俞载雪的音色不算很低,但清泠泠的,咬字不重但很清晰分明,明明是很男性的声音,语调也平淡不刻意,却能咂摸出细微的温柔。
姜喃一时间眼睛亮亮的,脸颊经不住开始发热,又忍不住望着他坦然的点了点头。
这小丫头挺可爱的,俞载雪莫名笑了下,又问:“哪儿疼?智齿?还是怎么了?”
他就这么简单问一句,姜喃跟怎么给人哄了似的,越发磨叽道:“……好像是,但也不知道,那肿了一片,我现在没法完全张开嘴,自己都看不到了……”
俞载雪说:“你张下嘴我看看。”
“啊……”姜喃对帅哥不设防,让张嘴就张嘴。
“姜喃!”
里面突然响起一声短促而饱含警告意味的低呵。
alpha的声音低沉,天然带有比常人更丰富的威慑力,当他有意警告时,整个店的人都一赫,朝他们望去。
店老板似乎是女孩的哥哥,俞载雪才意识到他一个成年男性在人家家人面前对小姑娘有点没距离感了,哥哥斥责妹妹的语气,其实是在保护她,警告的是俞载雪。
女孩有些吓住,一下子闭了嘴,俞载雪立住没动,但微俯身的动势收住了,转而直起身。
他神情不变,最后只对姑娘说:“如果是智齿疼起来不是开玩笑的,别生忍了,抓紧去医院看看。
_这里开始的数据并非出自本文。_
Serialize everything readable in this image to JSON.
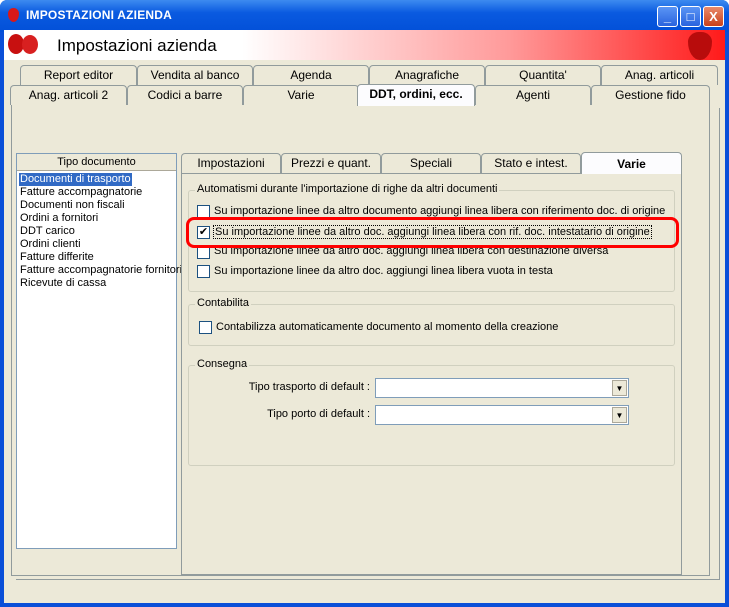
{
  "window": {
    "title": "IMPOSTAZIONI AZIENDA",
    "buttons": {
      "minimize": "_",
      "maximize": "□",
      "close": "X"
    }
  },
  "header": {
    "title": "Impostazioni azienda"
  },
  "outer_tabs": {
    "row1": [
      "Report editor",
      "Vendita al banco",
      "Agenda",
      "Anagrafiche",
      "Quantita'",
      "Anag. articoli"
    ],
    "row2": [
      "Anag. articoli 2",
      "Codici a barre",
      "Varie",
      "DDT, ordini, ecc.",
      "Agenti",
      "Gestione fido"
    ],
    "active": "DDT, ordini, ecc."
  },
  "doc_list": {
    "header": "Tipo documento",
    "items": [
      "Documenti di trasporto",
      "Fatture accompagnatorie",
      "Documenti non fiscali",
      "Ordini a fornitori",
      "DDT carico",
      "Ordini clienti",
      "Fatture differite",
      "Fatture accompagnatorie fornitori",
      "Ricevute di cassa"
    ],
    "selected": "Documenti di trasporto"
  },
  "inner_tabs": {
    "items": [
      "Impostazioni",
      "Prezzi e quant.",
      "Speciali",
      "Stato e intest.",
      "Varie"
    ],
    "active": "Varie"
  },
  "automatismi": {
    "label": "Automatismi durante l'importazione di righe da altri documenti",
    "options": [
      {
        "label": "Su importazione linee da altro documento aggiungi linea libera con riferimento doc. di origine",
        "checked": false
      },
      {
        "label": "Su importazione linee da altro doc. aggiungi linea libera con rif. doc. intestatario di origine",
        "checked": true
      },
      {
        "label": "Su importazione linee da altro doc. aggiungi linea libera con destinazione diversa",
        "checked": false
      },
      {
        "label": "Su importazione linee da altro doc. aggiungi linea libera vuota in testa",
        "checked": false
      }
    ]
  },
  "contabilita": {
    "label": "Contabilita",
    "option": {
      "label": "Contabilizza automaticamente documento al momento della creazione",
      "checked": false
    }
  },
  "consegna": {
    "label": "Consegna",
    "tipo_trasporto": {
      "label": "Tipo trasporto di default :",
      "value": ""
    },
    "tipo_porto": {
      "label": "Tipo porto di default :",
      "value": ""
    }
  },
  "colors": {
    "highlight": "#ff0000",
    "selection": "#316ac5",
    "titlebar": "#0a5ae0"
  }
}
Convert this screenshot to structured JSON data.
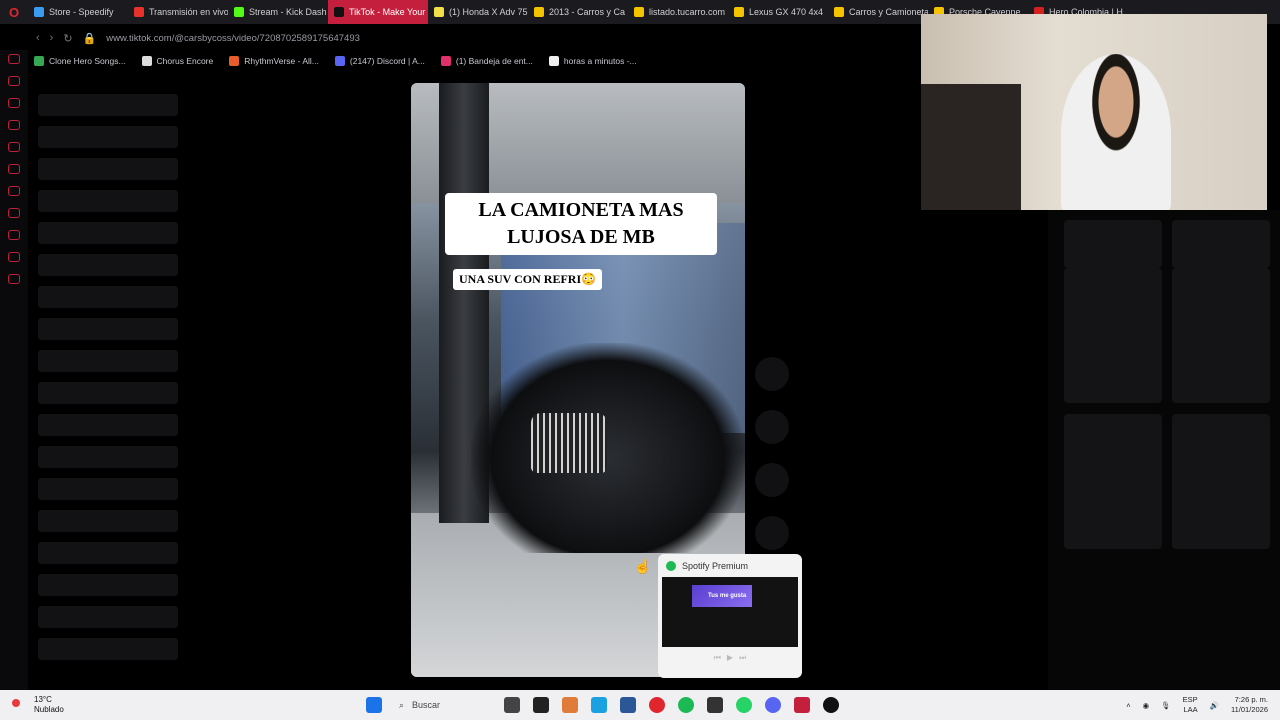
{
  "browser": {
    "tabs": [
      {
        "label": "Store - Speedify",
        "color": "#3a9bf0",
        "active": false
      },
      {
        "label": "Transmisión en vivo",
        "color": "#e8322b",
        "active": false
      },
      {
        "label": "Stream - Kick Dash",
        "color": "#53fc18",
        "active": false
      },
      {
        "label": "TikTok - Make Your Day",
        "color": "#111111",
        "active": true
      },
      {
        "label": "(1) Honda X Adv 75",
        "color": "#f1e04a",
        "active": false
      },
      {
        "label": "2013 - Carros y Ca",
        "color": "#f4c400",
        "active": false
      },
      {
        "label": "listado.tucarro.com",
        "color": "#f4c400",
        "active": false
      },
      {
        "label": "Lexus GX 470 4x4",
        "color": "#f4c400",
        "active": false
      },
      {
        "label": "Carros y Camionetas",
        "color": "#f4c400",
        "active": false
      },
      {
        "label": "Porsche Cayenne",
        "color": "#f4c400",
        "active": false
      },
      {
        "label": "Hero Colombia | H",
        "color": "#d62020",
        "active": false
      }
    ],
    "url": "www.tiktok.com/@carsbycoss/video/7208702589175647493",
    "bookmarks": [
      {
        "label": "Clone Hero Songs...",
        "color": "#34a853"
      },
      {
        "label": "Chorus Encore",
        "color": "#dddddd"
      },
      {
        "label": "RhythmVerse - All...",
        "color": "#e85d2b"
      },
      {
        "label": "(2147) Discord | A...",
        "color": "#5865f2"
      },
      {
        "label": "(1) Bandeja de ent...",
        "color": "#e1306c"
      },
      {
        "label": "horas a minutos -...",
        "color": "#eeeeee"
      }
    ]
  },
  "video": {
    "caption_title": "LA CAMIONETA MAS LUJOSA DE MB",
    "caption_sub": "UNA SUV CON REFRI😳"
  },
  "spotify_popup": {
    "title": "Spotify Premium",
    "preview_label": "Tus me gusta"
  },
  "taskbar": {
    "weather_temp": "13°C",
    "weather_desc": "Nublado",
    "search_label": "Buscar",
    "lang_line1": "ESP",
    "lang_line2": "LAA",
    "time": "7:26 p. m.",
    "date": "11/01/2026"
  }
}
”
姜喃怔怔的点了头。
俞载雪不再多说,步态自然的朝门外走去,出门时余光与坐在里间的店老板擦过。
那alpha坐着没动,但黑沉的眼抬起来紧盯着他,立体分明的眉骨压着眼眶,眼神显得凶得摄人。
俞载雪没觉得被人驳了好意,本该这样的,对人家来说他就是个陌生食客而已,店里有小妹妹是该防着点。
只是不知道老板会不会后悔刚才送出去的那碗汤。